Foliar nematodes, which leave streaks of dead tissue between veins, have become an increasing problem where pesticide use has decreased. A potexvirus called 'Hosta Virus X' was first identified in Minnesota in 1996. Plants which are infected are destroyed to prevent its spread as the disease can be transmitted from plant to plant by contaminated sap. Symptoms include dark green "ink bleed" marks in the veins of yellow-colored leaves, and/or tissue collapse between veins.

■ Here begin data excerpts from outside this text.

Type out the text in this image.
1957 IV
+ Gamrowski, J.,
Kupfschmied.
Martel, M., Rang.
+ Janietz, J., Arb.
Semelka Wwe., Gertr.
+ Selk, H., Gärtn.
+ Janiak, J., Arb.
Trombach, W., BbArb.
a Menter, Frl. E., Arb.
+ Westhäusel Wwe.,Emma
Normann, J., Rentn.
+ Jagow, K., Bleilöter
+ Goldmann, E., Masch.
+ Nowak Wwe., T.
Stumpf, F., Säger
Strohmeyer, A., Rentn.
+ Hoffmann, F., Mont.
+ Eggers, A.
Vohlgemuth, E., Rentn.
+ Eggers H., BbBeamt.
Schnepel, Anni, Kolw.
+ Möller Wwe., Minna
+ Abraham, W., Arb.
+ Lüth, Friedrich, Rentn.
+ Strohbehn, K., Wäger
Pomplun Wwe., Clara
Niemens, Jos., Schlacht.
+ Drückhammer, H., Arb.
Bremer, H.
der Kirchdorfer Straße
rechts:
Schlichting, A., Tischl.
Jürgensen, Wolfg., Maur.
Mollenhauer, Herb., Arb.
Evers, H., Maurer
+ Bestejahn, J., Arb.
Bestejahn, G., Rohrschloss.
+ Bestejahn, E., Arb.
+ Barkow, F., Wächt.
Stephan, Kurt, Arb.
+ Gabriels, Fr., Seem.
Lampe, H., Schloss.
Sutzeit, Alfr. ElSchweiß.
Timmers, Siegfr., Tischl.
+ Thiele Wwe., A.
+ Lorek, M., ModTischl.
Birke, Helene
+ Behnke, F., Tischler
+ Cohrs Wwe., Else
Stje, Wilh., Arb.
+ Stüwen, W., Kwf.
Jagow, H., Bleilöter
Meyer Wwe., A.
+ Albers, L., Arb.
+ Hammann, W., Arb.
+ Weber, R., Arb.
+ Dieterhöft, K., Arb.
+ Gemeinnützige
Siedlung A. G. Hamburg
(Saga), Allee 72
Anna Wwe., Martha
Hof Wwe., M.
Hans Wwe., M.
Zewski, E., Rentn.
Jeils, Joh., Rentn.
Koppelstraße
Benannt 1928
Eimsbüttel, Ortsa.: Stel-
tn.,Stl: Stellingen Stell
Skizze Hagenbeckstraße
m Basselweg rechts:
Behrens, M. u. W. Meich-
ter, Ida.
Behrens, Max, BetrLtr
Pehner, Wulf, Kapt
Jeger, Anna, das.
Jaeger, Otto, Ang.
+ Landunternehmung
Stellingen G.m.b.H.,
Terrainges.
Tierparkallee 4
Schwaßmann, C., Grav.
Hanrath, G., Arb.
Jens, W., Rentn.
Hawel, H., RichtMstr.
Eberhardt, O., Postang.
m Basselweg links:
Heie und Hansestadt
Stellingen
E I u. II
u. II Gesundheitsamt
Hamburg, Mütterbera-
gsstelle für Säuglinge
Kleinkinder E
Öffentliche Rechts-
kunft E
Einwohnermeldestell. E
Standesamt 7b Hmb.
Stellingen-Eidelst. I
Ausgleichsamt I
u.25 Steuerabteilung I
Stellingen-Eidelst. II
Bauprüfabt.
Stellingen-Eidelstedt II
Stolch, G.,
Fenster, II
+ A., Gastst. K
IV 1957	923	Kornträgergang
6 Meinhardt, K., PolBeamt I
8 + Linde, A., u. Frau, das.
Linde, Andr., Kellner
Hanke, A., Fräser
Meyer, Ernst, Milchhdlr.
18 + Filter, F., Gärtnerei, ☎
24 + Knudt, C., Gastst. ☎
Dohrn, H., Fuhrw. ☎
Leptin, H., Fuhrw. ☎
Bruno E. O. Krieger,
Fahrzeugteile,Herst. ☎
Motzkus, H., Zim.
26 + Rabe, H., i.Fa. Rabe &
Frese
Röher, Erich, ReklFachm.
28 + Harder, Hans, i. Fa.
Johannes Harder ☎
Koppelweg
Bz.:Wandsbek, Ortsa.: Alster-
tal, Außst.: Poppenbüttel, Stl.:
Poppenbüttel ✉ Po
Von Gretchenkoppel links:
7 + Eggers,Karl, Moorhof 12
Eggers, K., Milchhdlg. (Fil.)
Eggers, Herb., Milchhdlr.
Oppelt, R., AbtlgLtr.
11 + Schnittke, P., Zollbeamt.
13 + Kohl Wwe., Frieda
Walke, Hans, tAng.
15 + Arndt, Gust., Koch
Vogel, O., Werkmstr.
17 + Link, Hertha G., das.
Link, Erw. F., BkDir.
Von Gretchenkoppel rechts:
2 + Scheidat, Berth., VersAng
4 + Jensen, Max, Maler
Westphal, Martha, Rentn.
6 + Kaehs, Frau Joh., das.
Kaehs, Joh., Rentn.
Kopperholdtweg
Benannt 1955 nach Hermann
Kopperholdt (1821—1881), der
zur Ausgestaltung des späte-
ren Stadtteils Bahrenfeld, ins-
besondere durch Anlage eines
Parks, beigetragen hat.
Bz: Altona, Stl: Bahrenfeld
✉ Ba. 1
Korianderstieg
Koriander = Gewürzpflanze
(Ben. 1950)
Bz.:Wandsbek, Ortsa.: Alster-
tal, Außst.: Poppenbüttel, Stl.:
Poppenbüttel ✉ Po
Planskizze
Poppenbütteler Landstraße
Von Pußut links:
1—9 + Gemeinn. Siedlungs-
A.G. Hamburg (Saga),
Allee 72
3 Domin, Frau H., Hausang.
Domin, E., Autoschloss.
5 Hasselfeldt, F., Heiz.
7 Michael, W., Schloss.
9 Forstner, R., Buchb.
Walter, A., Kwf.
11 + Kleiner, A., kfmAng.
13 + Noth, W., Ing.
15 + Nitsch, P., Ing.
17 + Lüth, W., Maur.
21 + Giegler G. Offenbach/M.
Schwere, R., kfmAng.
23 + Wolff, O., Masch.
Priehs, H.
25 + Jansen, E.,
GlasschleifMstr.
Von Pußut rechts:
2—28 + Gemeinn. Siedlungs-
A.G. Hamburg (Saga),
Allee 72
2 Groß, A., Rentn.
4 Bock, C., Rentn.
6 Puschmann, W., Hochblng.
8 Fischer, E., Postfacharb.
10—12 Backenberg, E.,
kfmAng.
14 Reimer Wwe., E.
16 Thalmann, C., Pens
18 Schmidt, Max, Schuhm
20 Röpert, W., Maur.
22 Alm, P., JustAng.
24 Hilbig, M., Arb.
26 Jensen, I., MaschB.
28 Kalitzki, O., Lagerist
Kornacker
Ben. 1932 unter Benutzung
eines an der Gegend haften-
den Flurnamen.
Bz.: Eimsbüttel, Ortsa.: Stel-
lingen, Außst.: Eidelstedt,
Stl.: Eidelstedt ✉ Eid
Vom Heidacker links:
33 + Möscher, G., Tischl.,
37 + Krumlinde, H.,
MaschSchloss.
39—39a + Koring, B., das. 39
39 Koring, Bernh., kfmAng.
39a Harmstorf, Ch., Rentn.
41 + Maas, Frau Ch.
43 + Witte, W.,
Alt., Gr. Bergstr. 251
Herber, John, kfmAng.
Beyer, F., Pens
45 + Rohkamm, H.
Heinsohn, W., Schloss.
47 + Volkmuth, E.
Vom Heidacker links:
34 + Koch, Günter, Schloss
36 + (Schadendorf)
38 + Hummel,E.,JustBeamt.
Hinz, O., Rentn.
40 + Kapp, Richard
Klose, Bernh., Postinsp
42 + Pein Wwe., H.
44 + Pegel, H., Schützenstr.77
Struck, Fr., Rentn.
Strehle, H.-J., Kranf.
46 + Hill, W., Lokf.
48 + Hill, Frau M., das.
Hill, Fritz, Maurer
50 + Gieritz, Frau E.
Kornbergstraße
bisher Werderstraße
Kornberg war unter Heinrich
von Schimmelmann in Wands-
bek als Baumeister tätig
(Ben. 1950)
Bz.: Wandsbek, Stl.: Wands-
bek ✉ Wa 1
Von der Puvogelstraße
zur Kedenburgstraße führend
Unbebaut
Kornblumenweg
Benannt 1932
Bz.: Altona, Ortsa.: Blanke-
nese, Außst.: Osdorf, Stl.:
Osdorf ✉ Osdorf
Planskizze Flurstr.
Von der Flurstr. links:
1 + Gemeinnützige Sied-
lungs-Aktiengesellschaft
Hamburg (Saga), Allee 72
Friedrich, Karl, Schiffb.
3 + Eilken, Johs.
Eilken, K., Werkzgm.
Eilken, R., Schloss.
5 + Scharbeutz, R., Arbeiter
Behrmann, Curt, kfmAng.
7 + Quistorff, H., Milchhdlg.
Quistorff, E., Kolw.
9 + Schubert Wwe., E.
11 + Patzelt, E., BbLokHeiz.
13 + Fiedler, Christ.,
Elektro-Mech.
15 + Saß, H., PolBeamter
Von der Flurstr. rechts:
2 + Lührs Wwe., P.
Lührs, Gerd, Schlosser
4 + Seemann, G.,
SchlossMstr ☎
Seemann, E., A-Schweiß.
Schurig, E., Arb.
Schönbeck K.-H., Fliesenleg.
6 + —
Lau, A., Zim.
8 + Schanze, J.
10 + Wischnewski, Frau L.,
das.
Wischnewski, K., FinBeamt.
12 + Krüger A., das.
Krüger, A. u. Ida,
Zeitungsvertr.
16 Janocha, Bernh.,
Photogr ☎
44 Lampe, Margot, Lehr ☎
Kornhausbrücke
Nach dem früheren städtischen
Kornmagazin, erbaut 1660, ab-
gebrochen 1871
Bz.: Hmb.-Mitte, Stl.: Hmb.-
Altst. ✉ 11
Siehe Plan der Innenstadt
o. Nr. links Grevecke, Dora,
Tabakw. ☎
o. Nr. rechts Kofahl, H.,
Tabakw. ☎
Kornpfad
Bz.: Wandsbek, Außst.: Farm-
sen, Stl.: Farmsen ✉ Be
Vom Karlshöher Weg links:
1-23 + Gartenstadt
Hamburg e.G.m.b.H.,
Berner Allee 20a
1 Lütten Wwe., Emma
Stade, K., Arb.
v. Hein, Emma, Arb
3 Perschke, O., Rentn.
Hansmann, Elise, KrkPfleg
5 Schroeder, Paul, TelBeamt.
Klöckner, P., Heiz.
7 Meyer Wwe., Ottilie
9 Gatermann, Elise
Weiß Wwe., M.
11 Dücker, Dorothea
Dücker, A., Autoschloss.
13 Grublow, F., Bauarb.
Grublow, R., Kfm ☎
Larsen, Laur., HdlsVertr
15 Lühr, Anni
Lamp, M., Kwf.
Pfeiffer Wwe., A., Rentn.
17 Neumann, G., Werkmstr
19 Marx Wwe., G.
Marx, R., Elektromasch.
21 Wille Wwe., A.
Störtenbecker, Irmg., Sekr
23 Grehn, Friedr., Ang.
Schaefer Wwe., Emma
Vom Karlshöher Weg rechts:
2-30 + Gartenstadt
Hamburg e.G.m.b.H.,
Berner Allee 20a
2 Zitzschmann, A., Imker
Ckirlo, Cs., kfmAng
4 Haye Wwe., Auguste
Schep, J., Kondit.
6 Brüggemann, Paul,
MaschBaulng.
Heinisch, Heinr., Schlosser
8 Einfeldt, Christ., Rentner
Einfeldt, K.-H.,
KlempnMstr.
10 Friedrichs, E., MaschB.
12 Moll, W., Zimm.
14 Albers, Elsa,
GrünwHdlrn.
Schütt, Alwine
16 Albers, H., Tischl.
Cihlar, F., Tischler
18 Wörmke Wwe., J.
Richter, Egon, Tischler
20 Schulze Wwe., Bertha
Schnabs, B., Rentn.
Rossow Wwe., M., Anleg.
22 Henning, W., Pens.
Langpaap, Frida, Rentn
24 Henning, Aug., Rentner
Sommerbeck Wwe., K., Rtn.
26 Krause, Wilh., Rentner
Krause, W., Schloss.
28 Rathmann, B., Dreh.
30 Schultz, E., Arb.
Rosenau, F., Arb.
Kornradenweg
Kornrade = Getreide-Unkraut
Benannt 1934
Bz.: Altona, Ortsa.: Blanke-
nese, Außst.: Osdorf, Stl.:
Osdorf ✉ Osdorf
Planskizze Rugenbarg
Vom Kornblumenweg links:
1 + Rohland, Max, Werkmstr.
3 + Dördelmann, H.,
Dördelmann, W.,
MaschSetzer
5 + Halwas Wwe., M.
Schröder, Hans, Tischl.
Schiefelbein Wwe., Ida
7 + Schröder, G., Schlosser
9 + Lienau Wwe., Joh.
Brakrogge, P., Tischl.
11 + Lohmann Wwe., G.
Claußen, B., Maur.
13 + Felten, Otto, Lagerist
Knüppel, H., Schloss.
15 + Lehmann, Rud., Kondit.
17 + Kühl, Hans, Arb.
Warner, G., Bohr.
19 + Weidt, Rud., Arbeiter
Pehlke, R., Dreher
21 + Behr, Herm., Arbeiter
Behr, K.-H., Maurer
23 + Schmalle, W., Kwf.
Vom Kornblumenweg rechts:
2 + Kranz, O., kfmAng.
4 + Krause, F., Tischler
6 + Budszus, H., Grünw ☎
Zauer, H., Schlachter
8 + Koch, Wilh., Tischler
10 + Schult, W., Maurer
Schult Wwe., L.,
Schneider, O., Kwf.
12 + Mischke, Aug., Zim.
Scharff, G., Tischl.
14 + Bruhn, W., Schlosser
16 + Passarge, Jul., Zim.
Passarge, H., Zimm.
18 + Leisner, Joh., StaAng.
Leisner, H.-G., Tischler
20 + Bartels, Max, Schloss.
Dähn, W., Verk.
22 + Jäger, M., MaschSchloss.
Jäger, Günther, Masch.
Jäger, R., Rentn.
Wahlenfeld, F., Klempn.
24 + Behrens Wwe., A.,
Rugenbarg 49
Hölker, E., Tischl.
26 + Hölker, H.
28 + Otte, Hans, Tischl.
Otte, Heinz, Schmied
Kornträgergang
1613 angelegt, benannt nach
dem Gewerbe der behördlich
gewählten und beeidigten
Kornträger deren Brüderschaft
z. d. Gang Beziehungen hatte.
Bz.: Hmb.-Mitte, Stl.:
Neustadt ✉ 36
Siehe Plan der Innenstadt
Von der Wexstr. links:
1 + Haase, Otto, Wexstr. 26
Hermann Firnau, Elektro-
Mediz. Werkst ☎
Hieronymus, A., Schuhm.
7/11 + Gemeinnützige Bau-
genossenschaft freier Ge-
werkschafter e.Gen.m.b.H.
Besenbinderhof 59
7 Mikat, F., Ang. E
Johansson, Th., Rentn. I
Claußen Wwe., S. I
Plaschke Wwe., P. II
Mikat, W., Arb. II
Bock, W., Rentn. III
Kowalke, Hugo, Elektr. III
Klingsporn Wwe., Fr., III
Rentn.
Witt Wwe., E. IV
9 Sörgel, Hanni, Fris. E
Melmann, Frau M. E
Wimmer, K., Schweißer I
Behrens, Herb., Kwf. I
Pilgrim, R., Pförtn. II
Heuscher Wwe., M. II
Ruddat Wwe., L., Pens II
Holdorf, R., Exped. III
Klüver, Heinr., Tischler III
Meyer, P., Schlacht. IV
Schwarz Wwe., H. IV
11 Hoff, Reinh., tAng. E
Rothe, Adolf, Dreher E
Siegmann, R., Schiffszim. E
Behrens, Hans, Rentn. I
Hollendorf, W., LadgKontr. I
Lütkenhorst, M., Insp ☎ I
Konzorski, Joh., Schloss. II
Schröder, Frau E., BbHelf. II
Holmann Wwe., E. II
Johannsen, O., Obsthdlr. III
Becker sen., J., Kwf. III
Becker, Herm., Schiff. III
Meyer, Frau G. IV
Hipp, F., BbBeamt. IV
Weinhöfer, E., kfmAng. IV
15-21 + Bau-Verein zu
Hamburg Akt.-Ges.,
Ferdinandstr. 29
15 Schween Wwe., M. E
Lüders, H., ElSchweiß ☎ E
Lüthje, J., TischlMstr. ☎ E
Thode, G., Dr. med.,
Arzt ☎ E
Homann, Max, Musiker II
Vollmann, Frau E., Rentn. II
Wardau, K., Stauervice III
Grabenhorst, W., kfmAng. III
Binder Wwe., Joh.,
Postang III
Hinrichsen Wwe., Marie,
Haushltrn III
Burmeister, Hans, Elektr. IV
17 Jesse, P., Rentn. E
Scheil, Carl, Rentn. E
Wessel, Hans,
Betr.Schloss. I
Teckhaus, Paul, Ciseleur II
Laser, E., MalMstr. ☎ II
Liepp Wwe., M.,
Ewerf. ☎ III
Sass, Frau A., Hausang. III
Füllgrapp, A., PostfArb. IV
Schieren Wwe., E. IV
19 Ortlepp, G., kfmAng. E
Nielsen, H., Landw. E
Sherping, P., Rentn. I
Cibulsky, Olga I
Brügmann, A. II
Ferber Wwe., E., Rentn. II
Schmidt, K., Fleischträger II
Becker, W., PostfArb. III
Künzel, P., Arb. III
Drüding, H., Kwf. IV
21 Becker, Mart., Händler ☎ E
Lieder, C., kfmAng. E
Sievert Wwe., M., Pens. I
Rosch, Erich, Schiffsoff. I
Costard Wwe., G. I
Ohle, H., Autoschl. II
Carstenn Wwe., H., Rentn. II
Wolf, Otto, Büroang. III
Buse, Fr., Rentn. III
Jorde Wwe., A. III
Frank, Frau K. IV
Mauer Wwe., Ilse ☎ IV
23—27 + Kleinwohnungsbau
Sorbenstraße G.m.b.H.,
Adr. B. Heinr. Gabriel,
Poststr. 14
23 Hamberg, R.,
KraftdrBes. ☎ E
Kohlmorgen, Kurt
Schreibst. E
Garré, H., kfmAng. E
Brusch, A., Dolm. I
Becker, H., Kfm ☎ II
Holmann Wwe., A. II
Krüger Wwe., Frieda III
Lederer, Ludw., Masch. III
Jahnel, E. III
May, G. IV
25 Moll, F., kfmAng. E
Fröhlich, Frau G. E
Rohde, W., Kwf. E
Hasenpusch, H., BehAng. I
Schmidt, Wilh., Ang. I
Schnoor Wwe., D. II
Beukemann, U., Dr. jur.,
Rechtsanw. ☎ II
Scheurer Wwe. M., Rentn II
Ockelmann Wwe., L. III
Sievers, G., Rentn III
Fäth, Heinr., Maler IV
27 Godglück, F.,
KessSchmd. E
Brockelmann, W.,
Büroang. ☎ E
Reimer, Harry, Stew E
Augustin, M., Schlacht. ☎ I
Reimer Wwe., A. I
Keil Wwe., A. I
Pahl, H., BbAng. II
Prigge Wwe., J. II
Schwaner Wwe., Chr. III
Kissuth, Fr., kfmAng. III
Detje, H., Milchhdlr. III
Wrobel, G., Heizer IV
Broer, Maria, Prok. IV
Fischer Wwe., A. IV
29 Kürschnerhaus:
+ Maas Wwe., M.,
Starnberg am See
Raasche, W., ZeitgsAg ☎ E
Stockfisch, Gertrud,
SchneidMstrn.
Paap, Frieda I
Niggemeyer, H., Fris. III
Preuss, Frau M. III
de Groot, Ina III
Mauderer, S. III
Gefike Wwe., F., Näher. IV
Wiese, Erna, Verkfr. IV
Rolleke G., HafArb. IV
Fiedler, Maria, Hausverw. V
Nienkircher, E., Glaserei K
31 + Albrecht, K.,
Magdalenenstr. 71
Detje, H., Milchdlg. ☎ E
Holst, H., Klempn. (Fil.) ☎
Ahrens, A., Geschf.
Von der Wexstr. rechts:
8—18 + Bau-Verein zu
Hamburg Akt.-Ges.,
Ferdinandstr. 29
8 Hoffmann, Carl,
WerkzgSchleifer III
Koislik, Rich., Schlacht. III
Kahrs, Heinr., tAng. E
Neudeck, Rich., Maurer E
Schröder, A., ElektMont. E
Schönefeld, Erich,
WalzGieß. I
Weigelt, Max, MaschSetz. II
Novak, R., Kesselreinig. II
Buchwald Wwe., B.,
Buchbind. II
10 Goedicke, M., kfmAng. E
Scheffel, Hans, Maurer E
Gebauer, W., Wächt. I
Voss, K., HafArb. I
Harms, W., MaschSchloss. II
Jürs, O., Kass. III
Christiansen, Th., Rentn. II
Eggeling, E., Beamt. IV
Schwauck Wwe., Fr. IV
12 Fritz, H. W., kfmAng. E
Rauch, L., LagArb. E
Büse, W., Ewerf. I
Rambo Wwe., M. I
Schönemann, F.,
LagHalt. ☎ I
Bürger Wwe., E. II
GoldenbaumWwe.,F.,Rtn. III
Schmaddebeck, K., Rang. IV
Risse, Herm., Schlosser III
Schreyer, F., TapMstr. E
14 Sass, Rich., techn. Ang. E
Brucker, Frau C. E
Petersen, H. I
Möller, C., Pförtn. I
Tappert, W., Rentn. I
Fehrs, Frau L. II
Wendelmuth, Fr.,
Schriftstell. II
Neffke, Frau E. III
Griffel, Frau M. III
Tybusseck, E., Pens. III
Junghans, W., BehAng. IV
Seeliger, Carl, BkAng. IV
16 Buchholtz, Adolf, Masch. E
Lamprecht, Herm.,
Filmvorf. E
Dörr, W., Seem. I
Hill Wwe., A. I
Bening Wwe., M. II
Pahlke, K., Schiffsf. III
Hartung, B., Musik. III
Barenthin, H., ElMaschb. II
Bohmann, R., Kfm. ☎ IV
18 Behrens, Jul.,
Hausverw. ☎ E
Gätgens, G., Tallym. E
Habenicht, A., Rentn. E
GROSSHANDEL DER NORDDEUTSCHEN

It can take years for symptoms to show, so symptomless plants in infected batches should also be considered infected.

Other viruses which infect hosta include: Tomato Ringspot Virus, Impatiens Necrotic Spot Virus, Tobacco Rattle Virus, Cucumber Mosaic Virus and several unidentified viruses. Fungal diseases which affect hosta include: crown rot caused by Fusarium hostae. It causes stunting and late emergence of the plants, leaf chlorosis, browning and necrosis.